Ginger are a group of subtropical and tropical plants that are grown for their ornamental value and for their use in cooking. Pinecone ginger has unusual pinecone-shaped flowers and is one of the more showy ornamental varieties. Edible varieties, like ordinary cooking ginger, have a pungently scented root system that is used to flavor Chinese and Japanese cuisine. Although sometimes referred to as bulbs, the roots of these plants are fleshy roots called rhizomes. Plant ginger in early spring after no further chance of frost is expected in your area.
Purchase fresh ginger rhizomes from a reliable source. You can also have a friend give you fresh rhizomes, if he has access to an already established ginger plant. Just make sure the ginger rhizomes are both plump and fresh, advises Tropical Permaculture.
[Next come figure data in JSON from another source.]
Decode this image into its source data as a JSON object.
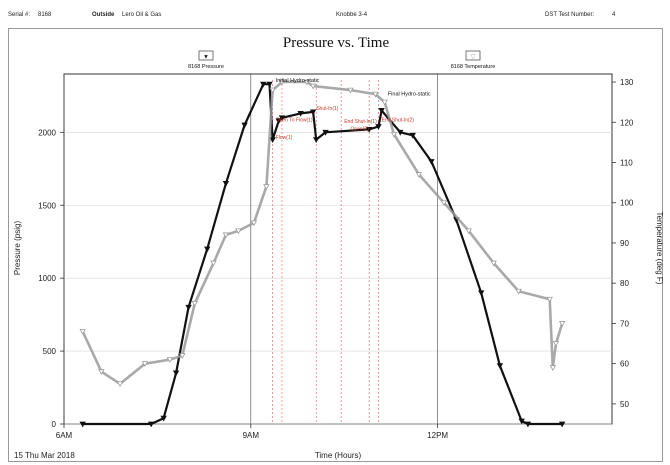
{
  "header": {
    "serial_label": "Serial #:",
    "serial_value": "8168",
    "outside_label": "Outside",
    "company": "Lero Oil & Gas",
    "well": "Knobbe 3-4",
    "test_label": "DST Test Number:",
    "test_value": "4"
  },
  "chart_data": {
    "type": "line",
    "title": "Pressure vs. Time",
    "xlabel": "Time (Hours)",
    "ylabel": "Pressure (psig)",
    "y2label": "Temperature (deg F)",
    "date_label": "15 Thu Mar 2018",
    "xticks": [
      {
        "h": 6,
        "label": "6AM"
      },
      {
        "h": 9,
        "label": "9AM"
      },
      {
        "h": 12,
        "label": "12PM"
      }
    ],
    "xlim": [
      6.0,
      14.8
    ],
    "ylim": [
      0,
      2400
    ],
    "yticks": [
      0,
      500,
      1000,
      1500,
      2000
    ],
    "y2lim": [
      45,
      132
    ],
    "y2ticks": [
      50,
      60,
      70,
      80,
      90,
      100,
      110,
      120,
      130
    ],
    "legend": [
      {
        "label": "8168 Pressure",
        "symbol": "▼"
      },
      {
        "label": "8168 Temperature",
        "symbol": "▽"
      }
    ],
    "series": [
      {
        "name": "8168 Pressure",
        "axis": "left",
        "color": "#111111",
        "x": [
          6.3,
          7.4,
          7.6,
          7.8,
          8.0,
          8.3,
          8.6,
          8.9,
          9.2,
          9.3,
          9.35,
          9.45,
          9.5,
          9.8,
          10.0,
          10.05,
          10.2,
          10.9,
          11.05,
          11.1,
          11.4,
          11.6,
          11.9,
          12.3,
          12.7,
          13.0,
          13.35,
          13.45,
          14.0
        ],
        "y": [
          0,
          0,
          40,
          350,
          800,
          1200,
          1650,
          2050,
          2330,
          2330,
          1950,
          2080,
          2100,
          2130,
          2140,
          1950,
          2000,
          2020,
          2040,
          2150,
          2000,
          1980,
          1800,
          1400,
          900,
          400,
          20,
          0,
          0
        ]
      },
      {
        "name": "8168 Temperature",
        "axis": "right",
        "color": "#9a9a9a",
        "x": [
          6.3,
          6.6,
          6.9,
          7.3,
          7.7,
          7.9,
          8.1,
          8.4,
          8.6,
          8.8,
          9.05,
          9.25,
          9.35,
          9.5,
          9.9,
          10.0,
          10.6,
          11.0,
          11.15,
          11.3,
          11.7,
          12.1,
          12.5,
          12.9,
          13.3,
          13.8,
          13.85,
          13.9,
          14.0
        ],
        "y": [
          68,
          58,
          55,
          60,
          61,
          62,
          75,
          85,
          92,
          93,
          95,
          104,
          128,
          130,
          130,
          129,
          128,
          127,
          125,
          117,
          107,
          100,
          93,
          85,
          78,
          76,
          59,
          65,
          70
        ]
      }
    ],
    "vlines": [
      9.35,
      9.5,
      10.05,
      10.45,
      10.9,
      11.05
    ],
    "annotations": [
      {
        "text": "Initial Hydro-static",
        "x": 9.4,
        "y": 2330,
        "color": "black"
      },
      {
        "text": "Final Hydro-static",
        "x": 11.2,
        "y": 2240,
        "color": "black"
      },
      {
        "text": "Shut-In(1)",
        "x": 10.05,
        "y": 2140,
        "color": "red"
      },
      {
        "text": "End Shut-In(1)",
        "x": 10.5,
        "y": 2050,
        "color": "red"
      },
      {
        "text": "Open To Flow(1)",
        "x": 9.4,
        "y": 2060,
        "color": "red"
      },
      {
        "text": "Open(2)",
        "x": 10.6,
        "y": 2000,
        "color": "red"
      },
      {
        "text": "End Shut-In(2)",
        "x": 11.1,
        "y": 2060,
        "color": "red"
      },
      {
        "text": "Flow(1)",
        "x": 9.4,
        "y": 1940,
        "color": "red"
      }
    ]
  }
}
Choose a planting site for the ginger that will provide maximum light but with no direct sun exposure. The site should also be sheltered from wind, such as on the south side of your house, a shed or a garage.
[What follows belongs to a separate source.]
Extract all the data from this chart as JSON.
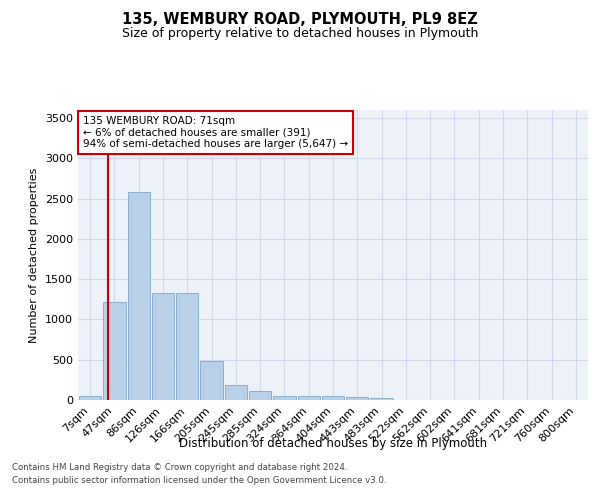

Work the soil using a rototiller, garden fork or a shovel until the soil has been well cultivated. As you are cultivating the soil, remove any objects that can interfere with the growth of the ginger, such as rocks, roots, sticks or large clods of dirt.
Spread a 3- to 4-inch layer of well-aged manure or leaf mold. For success in growing ginger, excellent drainage is a must. Adding organic matter to the soil is especially important if the soil is heavy and has less than ideal drainage. Incorporate the organic material into the top 8 to 10 inches of soil.
Cut the ginger into 1 1/2- to 2-inch-long sections using a sharp knife. Each section should have at least two growth nodules.
Dig out 1-inch deep planting holes for the ginger root sections in clumps of between 3 and 4, for a thick growth pattern of the ginger plants. Each hole should be approximately 4 to 5 inches apart and each clump of holes approximately 3 to 4 feet apart. For a more informal planting, dig holes between 6 and 8 inches apart.
Plant the ginger root sections so there is one section in each. Plant each section horizontally in the hole. Scoop approximately 1 inch of soil over each of the root sections.
Water the planting site with a fine, steady mist of water until you are sure it has reached a depth of about 1 inch. Keeping the planting site well watered throughout the summer growing season will be necessary because ginger likes plenty of moisture but not a soggy root system. The ginger should begin sprouting in approximately four to eight weeks, depending on conditions.